Several countries have made premarket purchase commitments that total 7.48 billion doses-or 3.74 billion courses-of COVID-19 vaccines from 13 vaccine manufacturers (as of 15 November 2020). Significantly, 51% of these doses will go to high-income countries, despite these countries only representing 14% of the world's population (So and Woo, 2020). The US reserved 800 million doses but accounts for one-fifth of all COVID-19 cases globally (11.02 million cases), whereas Japan, Australia and Canada have collectively reserved more than one billion doses but do not account for even 1% of global COVID-19 cases across the world (0.45 million cases). So and Woo (2020) explained that, if these vaccine candidates were all successfully scaled, the total projected manufacturing capacity would be 5.96 billion courses by the end of 2021. This means that up to 40% (or 2.34 billion) of vaccine courses from these manufacturers might remain for low- and middle-income countries, although this may decrease further if high-income countries decide to use scale-up options, but increase if they share what they have procured (So and Woo, 2020). The prices of the vaccines were found to vary broadly, costing up to 10 times as much per vaccine course. Some were £4.50 per course, while some were as high as £45 per course.

The COVAX facility is a global mechanism for procurement and distribution of COVID-19 vaccines. So and Woo (2020) discussed this facility as a solution to the disparity, to enable access to the vaccines across the world's poorer nations. The authors stated that, with broad-country participation (with the exception of the US and Russia, who have so far opted out but are home to a major proportion of the world's COVID-19 vaccine manufacturing), the COVAX facility has secured at least 500 million doses, or 250 million courses, and has financed half of the targeted 2 billion doses to be procured by the end of 2021, in an effort to support international coordinated access to COVID-19 vaccination.

The potential sources of inequitable allocation of COVID-19 vaccines are not hard to find, but solutions to these are complex

So and Woo (2020) noted that the potential sources of inequitable allocation of COVID-19 vaccines are not hard to find; however, they point out that the solution is much more complex. Several countries prioritised securing vaccine doses to cover their own populations first, despite the need to respond to COVID-19 being possibly greater elsewhere. Facing uncertainty over which vaccines will prove optimally effective, countries with the means to secure future vaccine supplies might ensure against these risks by buying more vaccines than they will eventually need.

Financing COVID-19 vaccines for low- and middle-income countries has lagged significantly behind vaccine deals secured by high-income countries, and there are different paths suggested to achieve global equitable allocation of vaccines globally.

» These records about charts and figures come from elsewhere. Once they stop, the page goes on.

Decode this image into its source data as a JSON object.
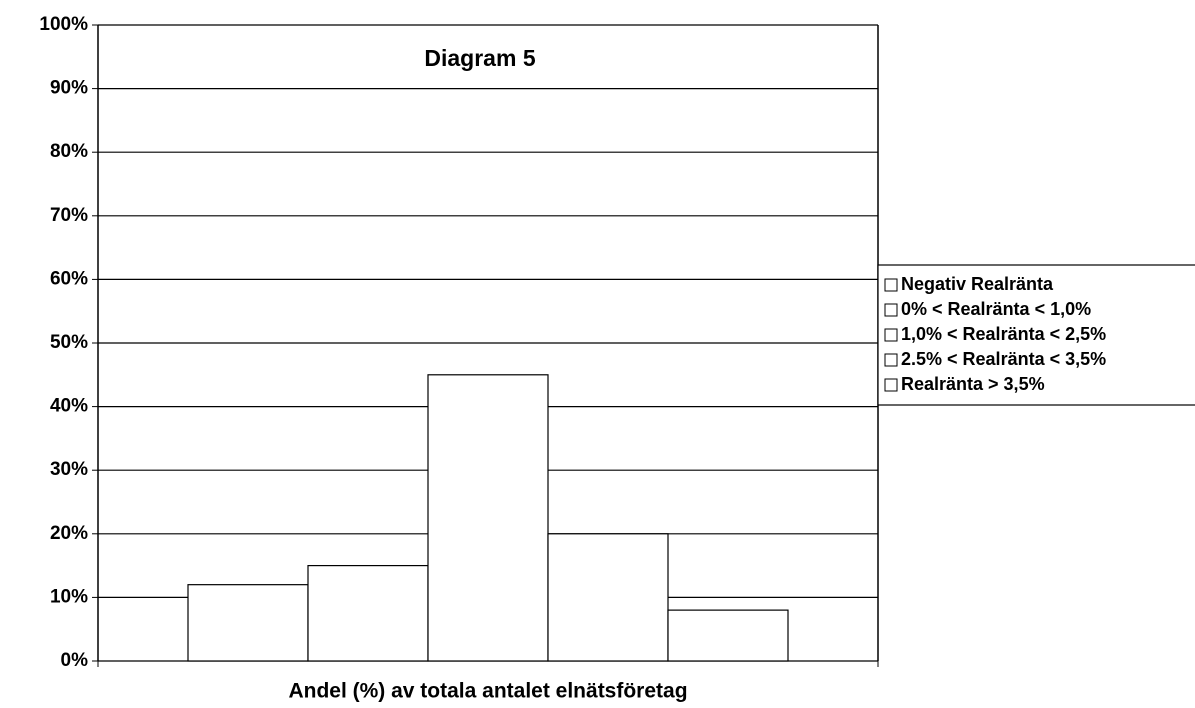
{
  "chart_data": {
    "type": "bar",
    "title": "Diagram 5",
    "xlabel": "Andel (%) av totala antalet elnätsföretag",
    "categories": [
      null
    ],
    "series": [
      {
        "name": "Negativ Realränta",
        "color": "#ffffff",
        "values": [
          12
        ]
      },
      {
        "name": "0% < Realränta < 1,0%",
        "color": "#ffffff",
        "values": [
          15
        ]
      },
      {
        "name": "1,0% < Realränta < 2,5%",
        "color": "#ffffff",
        "values": [
          45
        ]
      },
      {
        "name": "2.5% < Realränta < 3,5%",
        "color": "#ffffff",
        "values": [
          20
        ]
      },
      {
        "name": "Realränta > 3,5%",
        "color": "#ffffff",
        "values": [
          8
        ]
      }
    ],
    "ylim": [
      0,
      100
    ],
    "yticks": [
      {
        "value": 0,
        "label": "0%"
      },
      {
        "value": 10,
        "label": "10%"
      },
      {
        "value": 20,
        "label": "20%"
      },
      {
        "value": 30,
        "label": "30%"
      },
      {
        "value": 40,
        "label": "40%"
      },
      {
        "value": 50,
        "label": "50%"
      },
      {
        "value": 60,
        "label": "60%"
      },
      {
        "value": 70,
        "label": "70%"
      },
      {
        "value": 80,
        "label": "80%"
      },
      {
        "value": 90,
        "label": "90%"
      },
      {
        "value": 100,
        "label": "100%"
      }
    ],
    "grid": true,
    "legend": "right"
  }
}
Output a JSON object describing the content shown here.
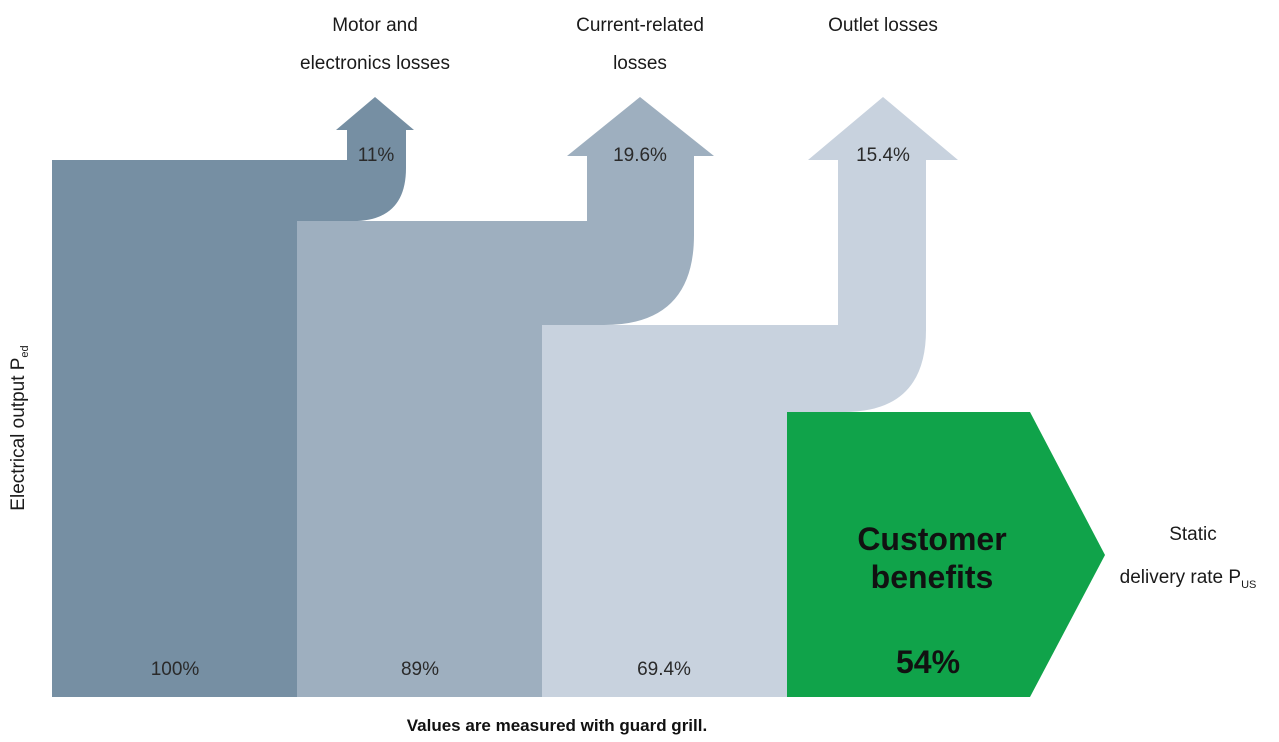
{
  "diagram": {
    "y_axis_label": "Electrical output P",
    "y_axis_label_sub": "ed",
    "output_label_line1": "Static",
    "output_label_line2": "delivery rate P",
    "output_label_sub": "US",
    "footnote": "Values are measured with guard grill.",
    "stages": [
      {
        "value": "100%",
        "color": "#768fa3"
      },
      {
        "value": "89%",
        "color": "#9eafbf"
      },
      {
        "value": "69.4%",
        "color": "#c8d2de"
      }
    ],
    "losses": [
      {
        "label_line1": "Motor and",
        "label_line2": "electronics losses",
        "value": "11%",
        "color": "#768fa3"
      },
      {
        "label_line1": "Current-related",
        "label_line2": "losses",
        "value": "19.6%",
        "color": "#9eafbf"
      },
      {
        "label_line1": "Outlet losses",
        "label_line2": "",
        "value": "15.4%",
        "color": "#c8d2de"
      }
    ],
    "benefit": {
      "title_line1": "Customer",
      "title_line2": "benefits",
      "value": "54%",
      "color": "#10a34a"
    }
  }
}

For example, WHO's equitable allocation approach is able to organise the distribution of vaccines to ensure a percentage of the world's population is reached, whereas other models, such as Fair Priority, place emphasis on a needs-based metric (So and Woo, 2020). High- and upper-middle-income countries have the means to invest in research and development and are, thus, more easily able to procure future vaccines. These countries do provide important financing to bring about such vaccines to market, but could leave short those who are most in need.

While the first COVID-19 vaccine candidates have been completing their clinical testing and reached the market in the Western world, policy makers and the public have begun to grapple with who will be vaccinated first when these doses become available. Premarket purchase commitments have been able to offer a snapshot of who will probably control the COVID-19 vaccine doses rolling off production lines. Even if all 13 of these vaccine manufacturers were to succeed in reaching their maximum-production capacity, at least a fifth of the world's population would not have access to vaccines at all, until 2022 (So and Woo, 2020).

So and Woo (2020) stress the importance of governments and manufacturers in having the power to provide much-needed assurances for the equal distribution of COVID-19 vaccines through greater transparency and accountability over their arrangements.